O deputado, que pode ter o poder esvaziado caso haja uma decisão mais dura da Corte, ainda fez um alerta.
— Não podem mudar isso, com todo o respeito, num ato monocrático, quaisquer que sejam os argumentos e as razões, por mais que elas pareçam razoáveis — afirmou.
Como mostrou O GLOBO, congressistas avaliam que a melhor maneira para alterar as regras e dar transparência às emendas pix nas quais os valores são enviados por parlamentares ao caixa de prefeituras e estados, é dar um “carimbo de destinação”.
Congresso estuda opções
Na Câmara, já há linhas gerais de consenso para o texto que trata das emendas Pix.
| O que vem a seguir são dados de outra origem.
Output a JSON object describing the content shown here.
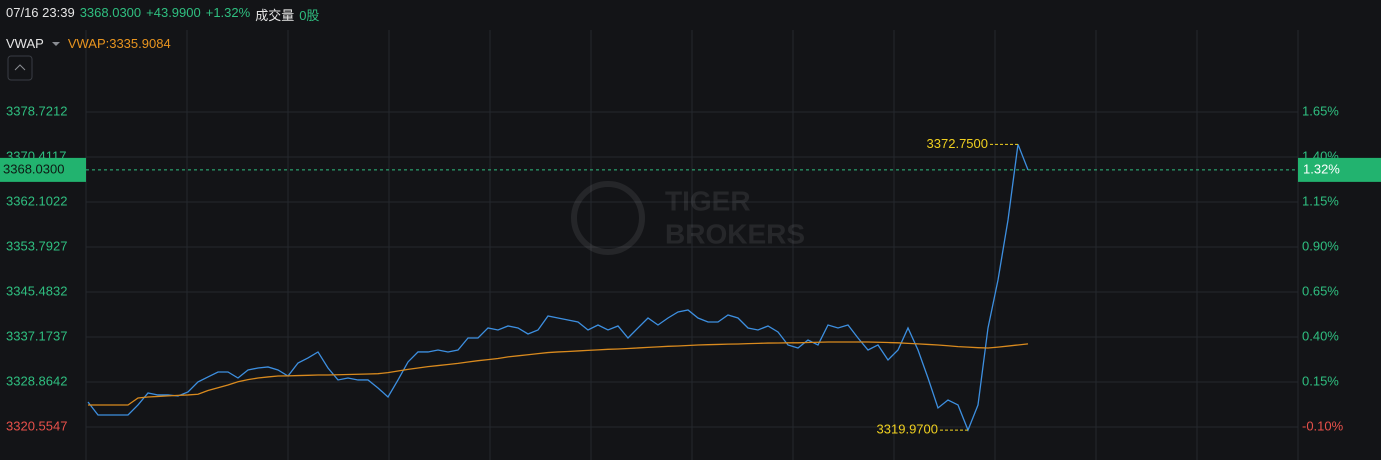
{
  "header": {
    "datetime": "07/16 23:39",
    "price": "3368.0300",
    "change": "+43.9900",
    "change_pct": "+1.32%",
    "volume_label": "成交量",
    "volume": "0股"
  },
  "indicator": {
    "name": "VWAP",
    "value_label": "VWAP:3335.9084"
  },
  "chart_data": {
    "type": "line",
    "watermark": [
      "TIGER",
      "BROKERS"
    ],
    "series": [
      {
        "name": "Price",
        "color": "#3d8fe0",
        "values": [
          3325.17,
          3322.77,
          3322.77,
          3322.77,
          3322.77,
          3324.62,
          3326.83,
          3326.47,
          3326.47,
          3326.28,
          3327.02,
          3328.87,
          3329.79,
          3330.71,
          3330.71,
          3329.6,
          3331.08,
          3331.45,
          3331.64,
          3331.08,
          3329.97,
          3332.37,
          3333.3,
          3334.41,
          3331.45,
          3329.24,
          3329.6,
          3329.24,
          3329.24,
          3327.76,
          3326.1,
          3329.24,
          3332.56,
          3334.41,
          3334.41,
          3334.77,
          3334.41,
          3334.77,
          3336.99,
          3336.99,
          3338.84,
          3338.47,
          3339.21,
          3338.84,
          3337.73,
          3338.47,
          3341.05,
          3340.68,
          3340.31,
          3339.94,
          3338.47,
          3339.39,
          3338.47,
          3339.21,
          3336.99,
          3338.84,
          3340.68,
          3339.39,
          3340.68,
          3341.79,
          3342.16,
          3340.68,
          3339.94,
          3339.94,
          3341.24,
          3340.68,
          3338.84,
          3338.47,
          3339.21,
          3338.1,
          3335.7,
          3335.14,
          3336.62,
          3335.7,
          3339.39,
          3338.84,
          3339.39,
          3336.99,
          3334.77,
          3335.7,
          3332.93,
          3334.77,
          3338.84,
          3334.77,
          3329.6,
          3324.07,
          3325.54,
          3324.62,
          3319.97,
          3324.62,
          3338.84,
          3347.7,
          3358.78,
          3372.75,
          3368.03
        ]
      },
      {
        "name": "VWAP",
        "color": "#d98a1e",
        "values": [
          3324.62,
          3324.62,
          3324.62,
          3324.62,
          3324.62,
          3325.91,
          3326.1,
          3326.2,
          3326.3,
          3326.4,
          3326.47,
          3326.6,
          3327.3,
          3327.8,
          3328.3,
          3328.9,
          3329.3,
          3329.6,
          3329.8,
          3329.97,
          3330.0,
          3330.05,
          3330.1,
          3330.15,
          3330.16,
          3330.2,
          3330.25,
          3330.3,
          3330.34,
          3330.4,
          3330.6,
          3330.9,
          3331.2,
          3331.45,
          3331.7,
          3331.9,
          3332.1,
          3332.3,
          3332.56,
          3332.8,
          3333.0,
          3333.2,
          3333.5,
          3333.7,
          3333.9,
          3334.1,
          3334.3,
          3334.41,
          3334.5,
          3334.6,
          3334.7,
          3334.8,
          3334.9,
          3334.96,
          3335.05,
          3335.15,
          3335.25,
          3335.35,
          3335.45,
          3335.51,
          3335.6,
          3335.7,
          3335.75,
          3335.8,
          3335.85,
          3335.88,
          3335.95,
          3336.0,
          3336.05,
          3336.07,
          3336.1,
          3336.1,
          3336.15,
          3336.2,
          3336.25,
          3336.25,
          3336.25,
          3336.25,
          3336.25,
          3336.2,
          3336.15,
          3336.1,
          3336.0,
          3335.9,
          3335.8,
          3335.7,
          3335.55,
          3335.4,
          3335.3,
          3335.2,
          3335.14,
          3335.3,
          3335.5,
          3335.7,
          3335.9084
        ]
      }
    ],
    "ylim": [
      3314.46,
      3393.86
    ],
    "yticks": [
      3378.7212,
      3370.4117,
      3362.1022,
      3353.7927,
      3345.4832,
      3337.1737,
      3328.8642,
      3320.5547
    ],
    "y2lim": [
      -0.283,
      2.106
    ],
    "y2ticks": [
      {
        "value": 1.65,
        "label": "1.65%"
      },
      {
        "value": 1.4,
        "label": "1.40%"
      },
      {
        "value": 1.15,
        "label": "1.15%"
      },
      {
        "value": 0.9,
        "label": "0.90%"
      },
      {
        "value": 0.65,
        "label": "0.65%"
      },
      {
        "value": 0.4,
        "label": "0.40%"
      },
      {
        "value": 0.15,
        "label": "0.15%"
      },
      {
        "value": -0.1,
        "label": "-0.10%"
      }
    ],
    "grid": true,
    "current": {
      "value": 3368.03,
      "label": "3368.0300",
      "pct_label": "1.32%"
    },
    "annotations": [
      {
        "value": 3372.75,
        "label": "3372.7500"
      },
      {
        "value": 3319.97,
        "label": "3319.9700"
      }
    ]
  }
}
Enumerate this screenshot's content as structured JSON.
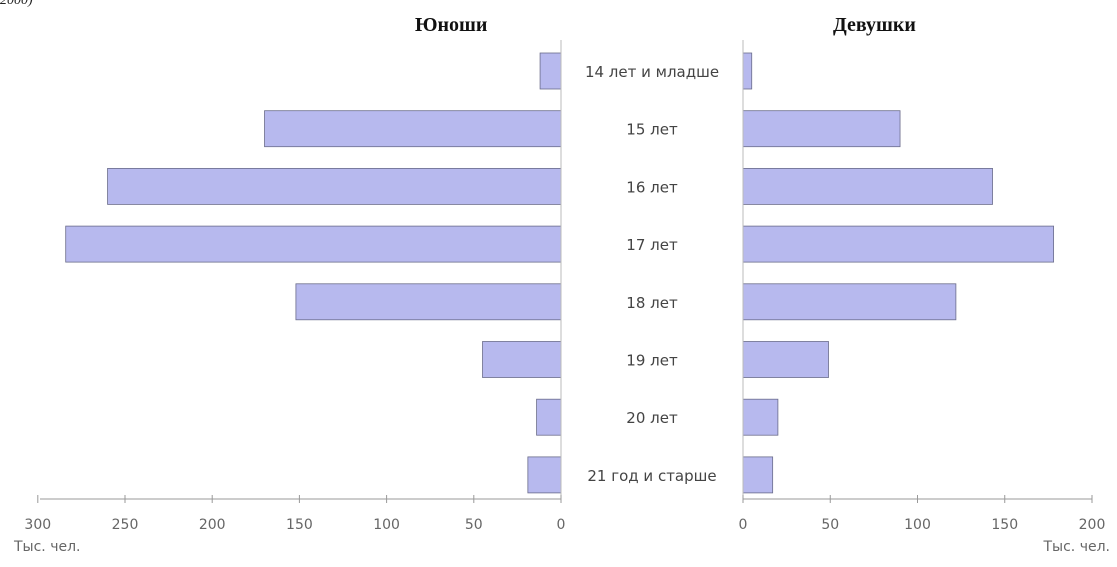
{
  "caption_fragment": "2000)",
  "chart_data": {
    "type": "bar",
    "orientation": "horizontal-population-pyramid",
    "categories": [
      "14 лет и младше",
      "15 лет",
      "16 лет",
      "17 лет",
      "18 лет",
      "19 лет",
      "20 лет",
      "21 год и старше"
    ],
    "series": [
      {
        "name": "Юноши",
        "values": [
          12,
          170,
          260,
          284,
          152,
          45,
          14,
          19
        ],
        "color": "#b7b9ee"
      },
      {
        "name": "Девушки",
        "values": [
          5,
          90,
          143,
          178,
          122,
          49,
          20,
          17
        ],
        "color": "#b7b9ee"
      }
    ],
    "left_axis": {
      "xlim": [
        300,
        0
      ],
      "ticks": [
        "300",
        "250",
        "200",
        "150",
        "100",
        "50",
        "0"
      ],
      "unit": "Тыс. чел."
    },
    "right_axis": {
      "xlim": [
        0,
        200
      ],
      "ticks": [
        "0",
        "50",
        "100",
        "150",
        "200"
      ],
      "unit": "Тыс. чел."
    },
    "grid": false
  }
}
A alternativa seria através de um projeto de lei enviado pelo governo, no qual seriam incluídos artigos relativos à modalidade. Uma sessão do Congresso seria convocada nos dias de esforço concentrado de agosto para votá-lo e as mudanças seriam feitas na Lei de Diretrizes Orçamentárias (LDO) deste ano.
Em paralelo, outras possibilidades estudadas para retomar as rédeas e o controle das verbas são o aumento da verba para emendas individuais, que são de pagamento obrigatório, e até mesmo a criação de uma emenda distribuída a líderes partidários, de forma proporcional. Anteontem, o presidente do Senado, Rodrigo Pacheco (PSD-MG), defendeu uma negociação entre Legislativo, Executivo e Judiciário. O senador ressaltou que outros tipos de emenda podem ser reforçados.